Genervt drehe ich mich zu dem Schrank voller Cremes und wühle da weiter herum.
Wieso kann man eine Uhr nicht einfach ganz normal aufhängen? Denn auch in dem zweiten Schrank finde ich nichts Uhrenvergleichbares. Gestresst drehe ich mich wieder um mich selbst, da ich überhaupt kein Zeitgefühl mehr besitze und keine Ahnung davon habe, wie viel Zeit vergangen ist. Mein Blick bleibt schließlich an einem Bild hängen, dass einen blauen Hintergrund besitzt mit Buchstaben im Vordergrund. Moment mal! Nein jetzt, wirklich? Wie mir auffällt leuchten einige Buchstaben und andere wiederrum nicht. 'ES IST HALB ZWÖLF', lese ich die erleuchtete Schrift erleichtert, die Uhr endlich gefunden zu haben. Und eigentlich schaut sie auch ganz cool aus, auch wenn sie mir ein bisschen zu unauffällig ist.
Wahrscheinlich will der Typ mich dann um zwölf Uhr sehen, schließe ich aufgeregt und schreite hungrig auf die Tür zu. Mit einem leisen Quietschen ziehe ich sie auf und betrachte den lecker gedeckten Teller. Schnell bücke ich mich, um ihn rein zu tragen.
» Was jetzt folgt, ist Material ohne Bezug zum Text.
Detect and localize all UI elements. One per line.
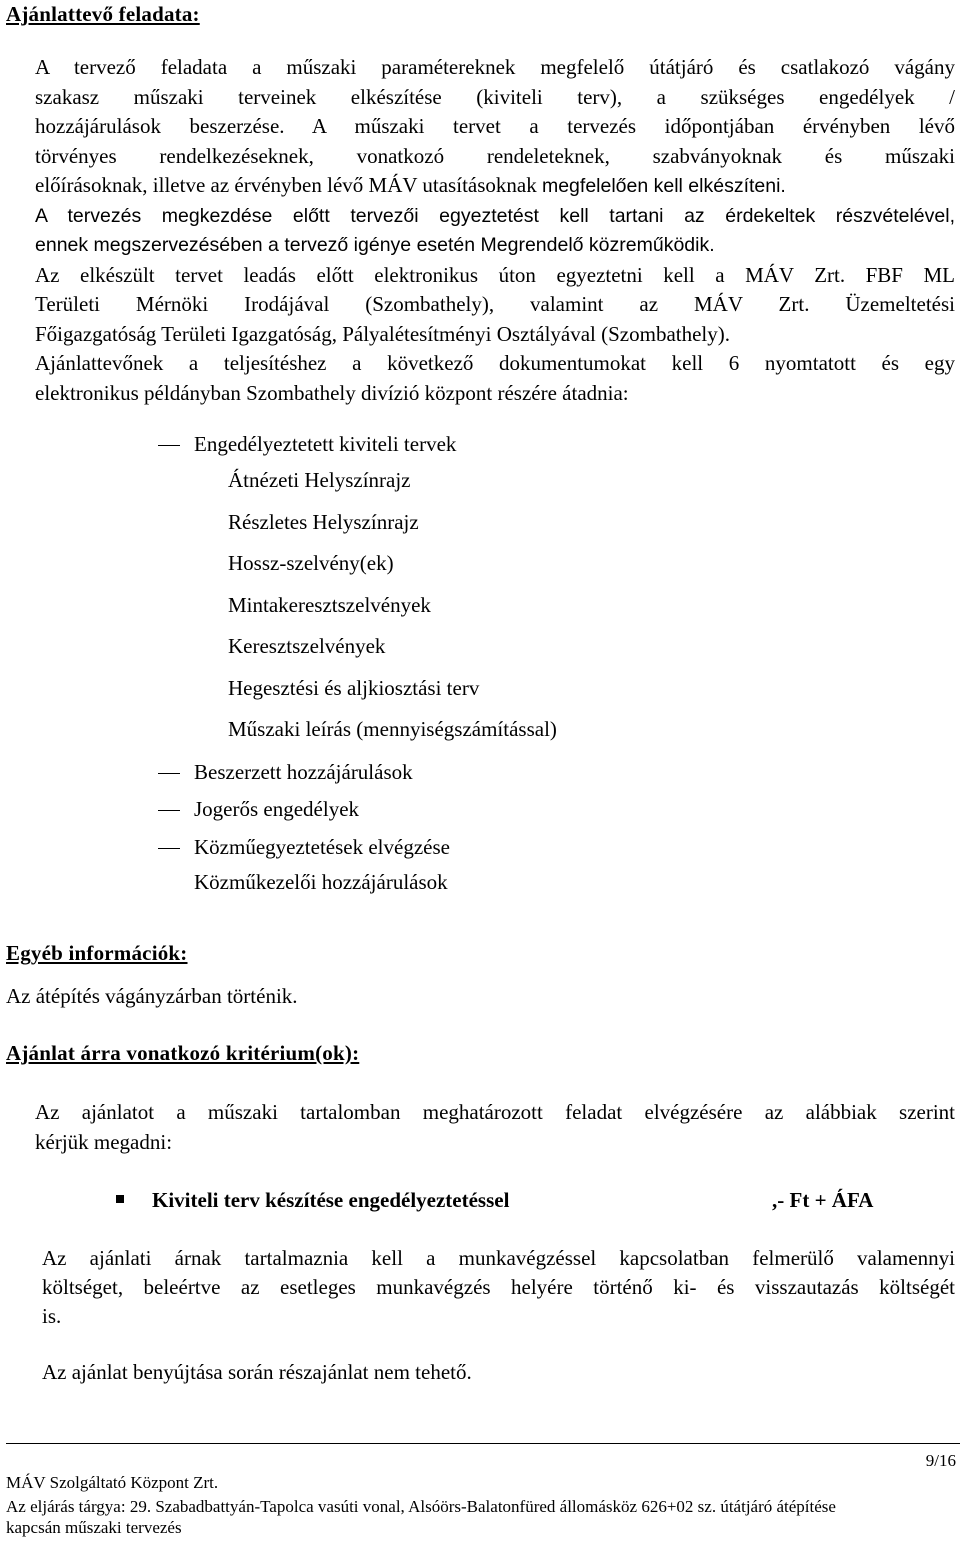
paragraph-line: Főigazgatóság Területi Igazgatóság, Pályalétesítményi Osztályával (Szombathely).: [35, 321, 731, 346]
paragraph-line: szakasz műszaki terveinek elkészítése (kiviteli terv), a szükséges engedélyek /: [35, 84, 955, 109]
sub-list-item: Műszaki leírás (mennyiségszámítással): [228, 717, 557, 741]
footer-subject-cont: kapcsán műszaki tervezés: [6, 1518, 182, 1537]
sub-list-item: Átnézeti Helyszínrajz: [228, 468, 411, 492]
paragraph-line: A tervező feladata a műszaki paramétereknek megfelelő útátjáró és csatlakozó vágány: [35, 55, 955, 79]
footer-company: MÁV Szolgáltató Központ Zrt.: [6, 1473, 219, 1492]
paragraph-line: Ajánlattevőnek a teljesítéshez a következő dokumentumokat kell 6 nyomtatott és egy: [35, 351, 955, 375]
list-item-label: Engedélyeztetett kiviteli tervek: [194, 432, 457, 456]
sub-list-item: Mintakeresztszelvények: [228, 593, 431, 617]
list-item: [158, 835, 450, 860]
sub-list-item: Hegesztési és aljkiosztási terv: [228, 676, 480, 700]
list-item-continuation: Közműkezelői hozzájárulások: [194, 870, 448, 894]
other-info-heading: Egyéb információk:: [6, 941, 188, 965]
paragraph-line: költséget, beleértve az esetleges munkavégzés helyére történő ki- és visszautazás költségét: [42, 1275, 955, 1299]
paragraph-line: Területi Mérnöki Irodájával (Szombathely), valamint az MÁV Zrt. Üzemeltetési: [35, 292, 955, 316]
paragraph-line: Az ajánlati árnak tartalmaznia kell a munkavégzéssel kapcsolatban felmerülő valamennyi: [42, 1246, 955, 1270]
square-bullet-icon: [116, 1195, 124, 1203]
paragraph-line: A tervezés megkezdése előtt tervezői egyeztetést kell tartani az érdekeltek részvételével,: [35, 204, 955, 227]
paragraph-line: [35, 171, 955, 202]
paragraph-line: hozzájárulások beszerzése. A műszaki tervet a tervezés időpontjában érvényben lévő: [35, 114, 955, 138]
footer-subject: Az eljárás tárgya: 29. Szabadbattyán-Tapolca vasúti vonal, Alsóörs-Balatonfüred állomásköz 626+02 sz. útátjáró átépítése: [6, 1497, 836, 1516]
paragraph-line: Az ajánlatot a műszaki tartalomban meghatározott feladat elvégzésére az alábbiak szerint: [35, 1100, 955, 1124]
sub-list-item: Részletes Helyszínrajz: [228, 510, 419, 534]
price-item-label: Kiviteli terv készítése engedélyeztetéssel: [152, 1188, 510, 1212]
other-info-text: Az átépítés vágányzárban történik.: [6, 984, 298, 1008]
dash-bullet-icon: [158, 810, 180, 811]
paragraph-text-sans: megfelelően kell elkészíteni.: [541, 175, 786, 197]
price-field: ,- Ft + ÁFA: [772, 1188, 874, 1212]
dash-bullet-icon: [158, 848, 180, 849]
task-heading: Ajánlattevő feladata:: [6, 2, 200, 26]
paragraph-line: elektronikus példányban Szombathely divízió központ részére átadnia:: [35, 380, 629, 405]
paragraph-line: is.: [42, 1304, 62, 1328]
partial-offer-note: Az ajánlat benyújtása során részajánlat nem tehető.: [42, 1360, 472, 1384]
sub-list-item: Keresztszelvények: [228, 634, 386, 658]
task-paragraph: [35, 53, 955, 408]
sub-list-item: Hossz-szelvény(ek): [228, 551, 394, 575]
footer-divider: [6, 1443, 960, 1444]
paragraph-text-serif: előírásoknak, illetve az érvényben lévő MÁV utasításoknak: [35, 173, 537, 197]
dash-bullet-icon: [158, 445, 180, 446]
dash-bullet-icon: [158, 773, 180, 774]
list-item: [158, 760, 413, 785]
paragraph-line: ennek megszervezésében a tervező igénye esetén Megrendelő közreműködik.: [35, 234, 715, 256]
list-item-label: Közműegyeztetések elvégzése: [194, 835, 450, 859]
list-item-label: Jogerős engedélyek: [194, 797, 360, 821]
list-item: [158, 432, 456, 457]
criteria-intro: [35, 1098, 955, 1157]
cost-paragraph: [42, 1244, 955, 1331]
page-number: 9/16: [925, 1451, 956, 1470]
paragraph-line: Az elkészült tervet leadás előtt elektronikus úton egyeztetni kell a MÁV Zrt. FBF ML: [35, 262, 955, 287]
paragraph-line: törvényes rendelkezéseknek, vonatkozó rendeleteknek, szabványoknak és műszaki: [35, 143, 955, 168]
list-item-label: Beszerzett hozzájárulások: [194, 760, 413, 784]
paragraph-line: kérjük megadni:: [35, 1129, 173, 1154]
criteria-heading: Ajánlat árra vonatkozó kritérium(ok):: [6, 1041, 360, 1065]
price-bullet-item: [116, 1188, 509, 1213]
list-item: [158, 797, 359, 822]
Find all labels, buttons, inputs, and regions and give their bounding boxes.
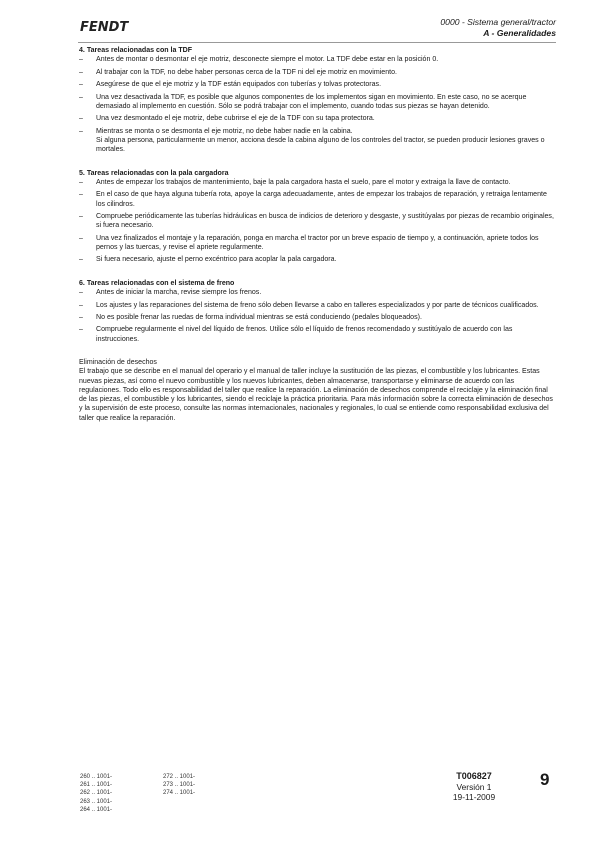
- svg-text:FENDT: FENDT: [80, 20, 129, 33]
- list-item: [79, 93, 557, 112]
- dash-bullet: –: [79, 81, 83, 89]
- dash-bullet: –: [79, 301, 83, 309]
- dash-bullet: –: [79, 178, 83, 186]
- list-item-text: Si alguna persona, particularmente un menor, acciona desde la cabina alguno de los controles del tractor, se pueden producir lesiones graves o mortales.: [96, 136, 545, 154]
- footer-codes-col2: [163, 773, 195, 798]
- list-item: [79, 212, 557, 231]
- dash-bullet: –: [79, 68, 83, 76]
- list-item-text: Una vez desactivada la TDF, es posible que algunos componentes de los implementos sigan en movimiento. En este caso, no se acerque demasiado al implemento en cuestión. Sólo se podrá trabajar con el implemento, cuando todas sus piezas se hayan detenido.: [96, 93, 527, 110]
- list-item: [79, 313, 557, 322]
- list-item: [79, 68, 557, 77]
- dash-bullet: –: [79, 289, 83, 297]
- section-title: 4. Tareas relacionadas con la TDF: [79, 47, 193, 54]
- document-id-block: [437, 771, 511, 803]
- section-title: 5. Tareas relacionadas con la pala cargadora: [79, 169, 229, 177]
- document-version: Versión 1: [456, 781, 492, 792]
- header-title-block: [440, 17, 556, 38]
- fendt-logo: [80, 19, 140, 33]
- dash-bullet: –: [79, 326, 83, 334]
- document-date: 19-11-2009: [452, 792, 496, 802]
- list-item: [79, 234, 557, 253]
- sections-container: [79, 46, 557, 344]
- dash-bullet: –: [79, 313, 83, 321]
- list-item: [79, 114, 557, 123]
- list-item-text: Una vez finalizados el montaje y la reparación, ponga en marcha el tractor por un breve espacio de tiempo y, a continuación, apriete todos los pernos y las tuercas, y revise el apriete regularmente.: [96, 234, 539, 251]
- dash-bullet: –: [79, 213, 83, 220]
- page-content: [79, 46, 557, 423]
- dash-bullet: –: [79, 256, 83, 264]
- list-item: [79, 190, 557, 209]
- list-item-text: No es posible frenar las ruedas de forma individual mientras se está conduciendo (pedales bloqueados).: [96, 313, 422, 321]
- list-item-text: Compruebe regularmente el nivel del líquido de frenos. Utilice sólo el líquido de frenos recomendado y sustitúyalo de acuerdo con las instrucciones.: [96, 326, 513, 343]
- header-chapter-title: A - Generalidades: [483, 27, 556, 38]
- list-item-text: Los ajustes y las reparaciones del sistema de freno sólo deben llevarse a cabo en talleres especializados y por parte de técnicos cualificados.: [96, 301, 539, 309]
- header-system-title: 0000 - Sistema general/tractor: [440, 17, 556, 27]
- model-code: 260 .. 1001-: [80, 774, 113, 780]
- header-divider: [78, 42, 556, 43]
- model-code: 261 .. 1001-: [80, 782, 113, 789]
- dash-bullet: –: [79, 115, 83, 123]
- list-item: [79, 325, 557, 344]
- footer-codes-col1: [80, 773, 112, 814]
- dash-bullet: –: [79, 191, 83, 199]
- list-item-text: Si fuera necesario, ajuste el perno excéntrico para acoplar la pala cargadora.: [96, 256, 337, 264]
- list-item-text: En el caso de que haya alguna tubería rota, apoye la carga adecuadamente, antes de empezar los trabajos de reparación, y retraiga lentamente los cilindros.: [96, 191, 547, 208]
- list-item: [79, 80, 557, 89]
- model-code: 273 .. 1001-: [163, 782, 196, 789]
- dash-bullet: –: [79, 93, 83, 101]
- document-id: T006827: [456, 771, 492, 781]
- bullet-list: [79, 178, 557, 265]
- section-title: 6. Tareas relacionadas con el sistema de freno: [79, 279, 235, 287]
- model-code: 264 .. 1001-: [80, 806, 113, 813]
- list-item-text: Antes de montar o desmontar el eje motriz, desconecte siempre el motor. La TDF debe estar en la posición 0.: [96, 56, 439, 64]
- list-item: [79, 301, 557, 310]
- model-code: 274 .. 1001-: [163, 790, 196, 797]
- list-item: [79, 255, 557, 264]
- dash-bullet: –: [79, 127, 83, 135]
- list-item-text: Una vez desmontado el eje motriz, debe cubrirse el eje de la TDF con su tapa protectora.: [96, 115, 375, 123]
- list-item: [79, 288, 557, 297]
- list-item: [79, 178, 557, 187]
- dash-bullet: –: [79, 234, 83, 242]
- list-item-text: Asegúrese de que el eje motriz y la TDF están equipados con tuberías y tolvas protectoras.: [96, 81, 382, 89]
- list-item-text: Al trabajar con la TDF, no debe haber personas cerca de la TDF ni del eje motriz en movimiento.: [96, 68, 397, 76]
- model-code: 272 .. 1001-: [163, 774, 196, 780]
- bullet-list: [79, 55, 557, 154]
- model-code: 262 .. 1001-: [80, 790, 113, 797]
- list-item: [79, 127, 557, 155]
- list-item-text: Antes de iniciar la marcha, revise siempre los frenos.: [96, 289, 262, 297]
- disposal-text: El trabajo que se describe en el manual del operario y el manual de taller incluye la sustitución de las piezas, el combustible y los lubricantes. Estas nuevas piezas, así como el nuevo combustible y los nuevos lubricantes, deben almacenarse, transportarse y eliminarse de acuerdo con las regulaciones. Todo ello es responsabilidad del taller que realice la reparación. La eliminación de desechos comprende el reciclaje y la eliminación final de las piezas, el combustible y los lubricantes, siendo el reciclaje la práctica prioritaria. Para más información sobre la correcta eliminación de desechos y la supervisión de este proceso, consulte las normas internacionales, nacionales y regionales, lo cual se entiende como responsabilidad exclusiva del taller que realice la reparación.: [79, 368, 553, 422]
- disposal-title: Eliminación de desechos: [79, 359, 157, 367]
- list-item-text: Compruebe periódicamente las tuberías hidráulicas en busca de indicios de deterioro y desgaste, y sustitúyalas por piezas de recambio originales, si fuera necesario.: [96, 213, 554, 230]
- page-number: 9: [540, 770, 550, 789]
- list-item-text: Antes de empezar los trabajos de mantenimiento, baje la pala cargadora hasta el suelo, pare el motor y extraiga la llave de contacto.: [96, 178, 511, 186]
- dash-bullet: –: [79, 56, 83, 64]
- bullet-list: [79, 288, 557, 344]
- list-item-text: Mientras se monta o se desmonta el eje motriz, no debe haber nadie en la cabina.: [96, 127, 353, 135]
- list-item: [79, 55, 557, 64]
- model-code: 263 .. 1001-: [80, 798, 113, 805]
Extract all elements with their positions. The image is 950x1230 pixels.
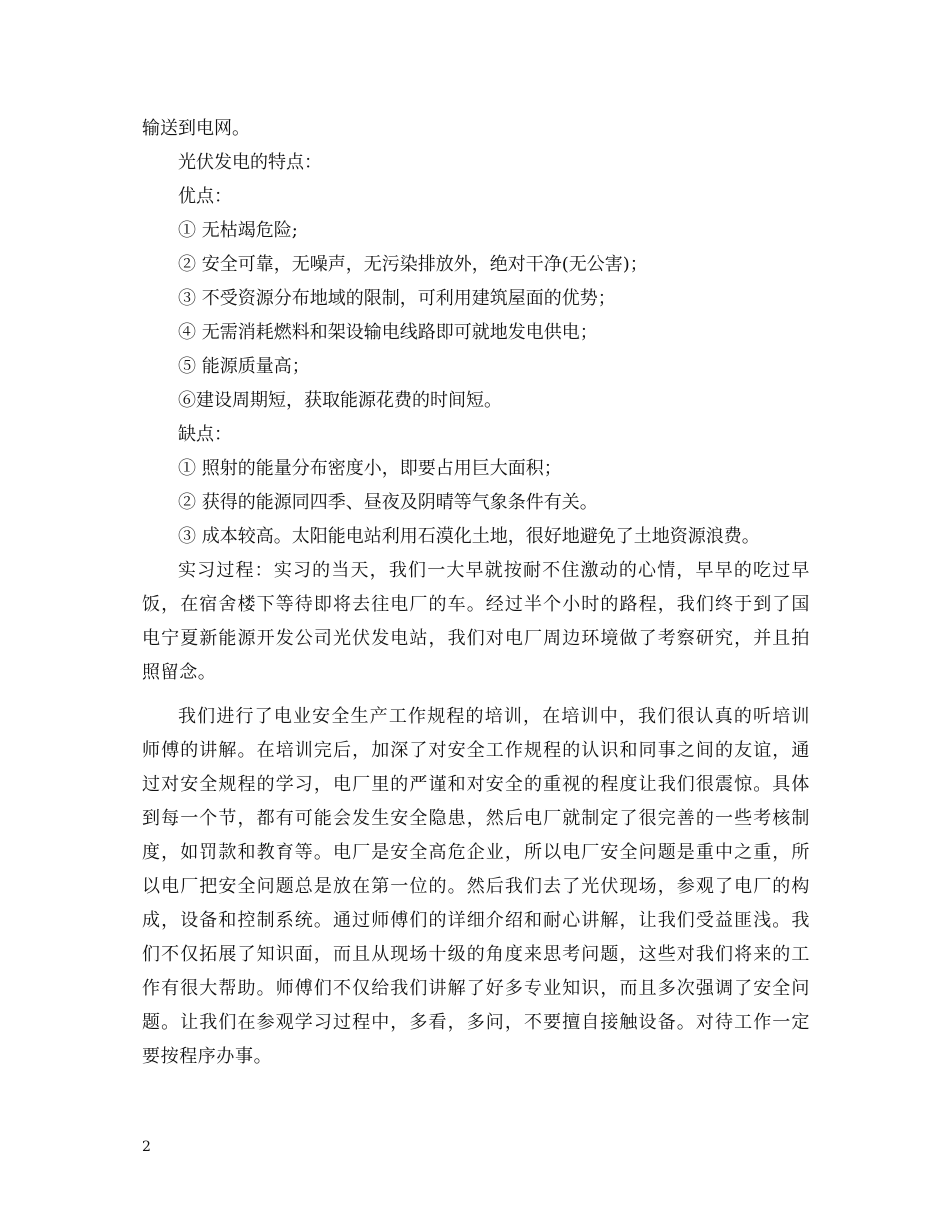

"Guten Morgen.", sagt jemand männliches neben mir und ich schrecke zusammen. "Wow.", gebe ich von mir und stolpere wieder in mein Zimmer zurück. Mein Herz klopft von dem plötzlich ausgeschütteten Adrenalin und weiche ängstlich weiter zurück. Ich habe ja ganz den Wärter vergessen! Und der hat mich jetzt total verzottelt gesehen. Scheiße, scheiße, scheiße..., denke ich mir immer wieder bis der Mann hervortritt. Das ist Xamin, erkenne ich sofort erleichtert, da ich es bei ihm nicht ganz so schlimm finde, dass er mich so sieht. Schließlich hat er mich gestern schon ohne T-Shirt gesehen, auch wenn das auch nicht besonders angenehm war.
"Guten Morgen.", begrüße ich ihn gefühlte Jahre später dann auch mal mit einem schiefen, verlegenen Grinsen und gehe auf ihn zu.
"Ganz schön schreckhaft für eine Anführerin.", lacht er daraufin nur und bückt sich, um mir anschließend den Teller hinzuhalten.
Dankbar nehme ich ihn an und setzte mich mit den Cornflakes und Brötchen auf's Bett.
"Willst du die Tür wieder zumachen?", frage ich, da ich Ruhe am Morgen doch noch bevorzuge.
"Natürlich."
Dann schließt er die Tür hinter sich und ich bin wieder alleine in meinem Luxus-Kerker, wie ich ihn jetzt taufe. Ja, das passt ganz gut.

Ich verschlinge das Essen praktisch, anstatt es zu genießen und schaue dann eilig auf die Uhr. 'ES IST DREIVIERTEL ZWÖLF', zeigt sie an. Nur noch zehn Minuten, denke ich hektisch und renne zum Kleiderschrank. Wie ich es mir gerade überlegt habe, werde ich das hässlichste Anziehen, das ich finde und mit dem Make-Up mein Gesicht verunstalten. Also schnappe ich mir ein schweinepinkes Top und eine Jogginghose der Assi-Sorte, welche ich mir im Badezimmer überstreife. Dabei bemerke ich, dass ich eigentlich Xamin nach einem weiteren Tampon fragen müsste, aber das muss bei einem Blick auf die Uhr warten. Dann kann ich mich am besten gleich beim Schuldigen beschweren. Der wird sich noch wünschen, mich nie entführt zu haben!